Referee (Sydney, NSW : 1886 - 1939), Thursday 18 June 1936, page 13


CHARLES DOLLING, SPORTSMAN

Knight of Cricket, Passes at 49

THE sudden death of Dr. Charles E. Dolling in Adelaide on Thursday, was a shock to cricketers. He was in his fiftieth year, but had the unobtrusive enthusiasm of twenty-two. A personality in Australian cricket, his interest in it was vital and all embracing.

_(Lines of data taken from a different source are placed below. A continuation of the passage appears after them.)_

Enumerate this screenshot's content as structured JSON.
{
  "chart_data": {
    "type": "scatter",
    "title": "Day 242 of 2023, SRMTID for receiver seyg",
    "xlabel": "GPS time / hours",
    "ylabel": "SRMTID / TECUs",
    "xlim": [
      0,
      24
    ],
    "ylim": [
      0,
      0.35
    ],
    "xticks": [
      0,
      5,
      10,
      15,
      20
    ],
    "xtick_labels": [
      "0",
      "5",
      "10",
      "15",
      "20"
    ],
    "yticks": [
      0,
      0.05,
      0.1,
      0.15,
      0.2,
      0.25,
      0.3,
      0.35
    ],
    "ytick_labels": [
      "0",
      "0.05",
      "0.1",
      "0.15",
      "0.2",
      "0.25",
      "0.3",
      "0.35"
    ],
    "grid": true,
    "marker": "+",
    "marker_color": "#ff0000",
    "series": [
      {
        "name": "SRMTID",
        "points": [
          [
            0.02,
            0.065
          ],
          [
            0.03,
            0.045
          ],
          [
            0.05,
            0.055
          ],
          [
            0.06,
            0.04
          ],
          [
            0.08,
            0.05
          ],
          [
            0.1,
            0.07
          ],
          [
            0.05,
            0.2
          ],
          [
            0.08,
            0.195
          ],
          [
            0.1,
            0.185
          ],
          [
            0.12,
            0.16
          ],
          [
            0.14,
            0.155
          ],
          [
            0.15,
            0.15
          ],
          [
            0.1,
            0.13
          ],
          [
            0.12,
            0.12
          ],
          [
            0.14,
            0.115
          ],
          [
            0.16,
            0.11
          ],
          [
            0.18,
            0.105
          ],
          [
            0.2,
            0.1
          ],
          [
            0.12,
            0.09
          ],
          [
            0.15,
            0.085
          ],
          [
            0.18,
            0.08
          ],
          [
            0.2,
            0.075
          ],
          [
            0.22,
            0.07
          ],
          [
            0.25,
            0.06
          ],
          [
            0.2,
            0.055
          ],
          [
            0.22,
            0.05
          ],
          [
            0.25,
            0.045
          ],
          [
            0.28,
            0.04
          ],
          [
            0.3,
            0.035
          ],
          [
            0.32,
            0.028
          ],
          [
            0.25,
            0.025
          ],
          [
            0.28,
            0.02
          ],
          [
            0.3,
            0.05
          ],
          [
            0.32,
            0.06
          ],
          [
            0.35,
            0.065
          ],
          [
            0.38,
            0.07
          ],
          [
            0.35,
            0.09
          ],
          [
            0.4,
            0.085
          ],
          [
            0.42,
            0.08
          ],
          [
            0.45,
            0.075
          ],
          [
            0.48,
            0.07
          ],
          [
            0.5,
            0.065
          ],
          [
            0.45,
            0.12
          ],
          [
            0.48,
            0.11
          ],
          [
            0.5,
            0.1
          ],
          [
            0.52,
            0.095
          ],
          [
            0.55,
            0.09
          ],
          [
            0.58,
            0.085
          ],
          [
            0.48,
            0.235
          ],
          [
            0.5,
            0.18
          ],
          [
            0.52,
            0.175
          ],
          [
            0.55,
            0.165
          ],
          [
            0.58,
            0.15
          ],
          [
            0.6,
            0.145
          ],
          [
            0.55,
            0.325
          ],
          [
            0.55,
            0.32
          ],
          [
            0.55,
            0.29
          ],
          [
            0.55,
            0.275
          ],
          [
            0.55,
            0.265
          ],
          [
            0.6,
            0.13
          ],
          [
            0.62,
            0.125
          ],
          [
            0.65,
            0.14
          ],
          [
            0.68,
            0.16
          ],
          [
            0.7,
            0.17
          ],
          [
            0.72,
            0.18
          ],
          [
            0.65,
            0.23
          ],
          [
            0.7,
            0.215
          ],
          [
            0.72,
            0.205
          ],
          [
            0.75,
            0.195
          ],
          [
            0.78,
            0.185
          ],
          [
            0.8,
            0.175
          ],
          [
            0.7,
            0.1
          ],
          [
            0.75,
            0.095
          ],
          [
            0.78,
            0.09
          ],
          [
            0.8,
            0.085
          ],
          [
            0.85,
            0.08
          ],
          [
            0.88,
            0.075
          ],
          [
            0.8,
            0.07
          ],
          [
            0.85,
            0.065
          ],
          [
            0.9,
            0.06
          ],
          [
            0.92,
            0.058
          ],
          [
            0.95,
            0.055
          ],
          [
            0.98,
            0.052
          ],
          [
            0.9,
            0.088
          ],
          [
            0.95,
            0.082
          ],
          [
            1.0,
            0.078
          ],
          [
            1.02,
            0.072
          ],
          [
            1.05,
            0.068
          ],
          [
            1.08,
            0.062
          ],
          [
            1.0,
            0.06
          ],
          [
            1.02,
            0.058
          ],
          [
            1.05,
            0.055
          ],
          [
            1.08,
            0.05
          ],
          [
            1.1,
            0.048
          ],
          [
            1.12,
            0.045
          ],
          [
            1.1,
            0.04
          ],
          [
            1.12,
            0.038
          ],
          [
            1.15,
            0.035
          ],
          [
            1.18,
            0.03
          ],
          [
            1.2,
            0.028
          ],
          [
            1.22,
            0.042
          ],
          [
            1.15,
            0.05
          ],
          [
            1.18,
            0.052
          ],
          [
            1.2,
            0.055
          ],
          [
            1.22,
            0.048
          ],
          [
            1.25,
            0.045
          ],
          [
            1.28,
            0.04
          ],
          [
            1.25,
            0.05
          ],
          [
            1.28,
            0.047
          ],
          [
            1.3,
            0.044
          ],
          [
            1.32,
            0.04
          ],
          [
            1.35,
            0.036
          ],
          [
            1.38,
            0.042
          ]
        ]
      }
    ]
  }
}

When he returned from England, via New Zealand, a little more than a year ago, Dr. Dolling looked fitter than when he left to extend his medical studies. He brought back with him undimmed his deep personal interest in the game and the players. Last season he managed the South Australian team on their tour to Melbourne, Sydney, and Brisbane, and was very happy in the vortex of the younger men and in renewing friendships. Charlie Dolling was one of the best batsmen South Australia has had. He came into the team just after George Giffen had finished. In the Sheffield Shield he scored 1168 runs at 37.6 an innings, his centuries being 113 and 105 against New South Wales, and his best against Victoria 94 and 93. He also made 140 against the 1907-8 English team. While on active service he played some cricket in England. With West Torrens in 1922-23 he made 856 runs at 71 per innings — a club record. Though he was a member of an Australian team in New Zealand, and one

of those chosen in 1914 to tour South Africa when war broke out and the tour was abandoned, he did not play for Australia in a test match. A first-class batsman, and best of all at the pinch—he was a good field and a peerless sportsman. The services he rendered to Australia as a test selector were beyond appraising. He combined a students' interest in cricket with a profound knowledge. He had the rare good fortune to see and appreciate to the full George Giffen, Jack Lyons, Ernest Jones, Joe Darling, and Clem Hill in some of their great deeds, and to play for the State with some of them. The correct idea of standards in cricket came to him through this experience, allied with that of having seen Hugh Trumble, and played with Victor Trumper, M. A. Noble, Warwick Armstrong, and other outstanding men of their times. He was an exceptional judge of a cricketer and possessed a high judicial sense of fair play. Besides all this, Charlie Dolling's horizon had no bounds. A fine cricketer, he was, to my view, a still greater man to the game as a selector. In his profession he was a friend of the poor and needy. Cricket is the poorer for his going. He was a chivalrous knight in a game, which he regarded as the symbol of the race.